In this case, the different aspects of the various components of the financial plan would be explained along with their benefits. The income and expenditure account is expected to be grow at a rapid pace and for the period it was 530 million. In the same way, the cash flow statement is also proving to have a positive balance of 98.3 million in the year of 2016-17 (Evans and Borders, 2014.). The stakeholders must be provided a complete authentic and transparent report regarding the financial plans and their various components in a regular basis. The reports must be personally communicated to them through the use of the meetings on a periodic basis. When the stakeholders are properly communicated about the merits of the financial plan, then in this case, the stakeholders can be addressed.
PART 4.3:
One of the most important parts of implementation of any financial plan is the evaluation of the said plan. It is only after correct evaluation and measurement of the financial plan, the validity and the authenticity of the plan can be evaluated in detail (FPSB.com 2018). There are a number of parameters which can be effectively employed for the purpose evaluation of the financial plans. In this case of the UHB trust, the very same series of measures must be brought in, for the purpose of evaluating the different the authenticity of the financial plan, of UHB. The various evaluative measures are as follows:
Growth rate: One of the most important parameters for successfully evaluating the worthiness of a given financial plan, is the employment of numbers. In this case, it is recommended that the management must measure the projected growth rate of the different incomes and expenditure, cash flow items and the items of the balance sheet. Only when they would be compared, the authenticity of the projections could be dealt with. This would help in correctly evaluating the worthiness of the plan.

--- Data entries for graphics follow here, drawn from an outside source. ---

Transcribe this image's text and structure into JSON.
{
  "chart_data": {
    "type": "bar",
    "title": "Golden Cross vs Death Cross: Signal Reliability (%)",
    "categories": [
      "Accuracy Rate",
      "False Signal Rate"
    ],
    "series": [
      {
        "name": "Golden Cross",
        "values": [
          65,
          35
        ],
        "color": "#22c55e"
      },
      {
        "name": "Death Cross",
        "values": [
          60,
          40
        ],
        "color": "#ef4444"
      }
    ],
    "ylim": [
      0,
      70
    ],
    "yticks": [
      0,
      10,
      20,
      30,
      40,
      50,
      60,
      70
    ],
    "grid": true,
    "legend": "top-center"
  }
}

Keeping an eye on the business environment: One of the most important aspects of any business’s environment is the kind of business environment, where it operates. In this case, it becomes very important to keep an eye on the impact which the financial plan creates on the environment of the business. It helps to correctly estimate the different aspects of the financial plan and the impact which it creates on the market, customers, suppliers, government and the other aspects of the business.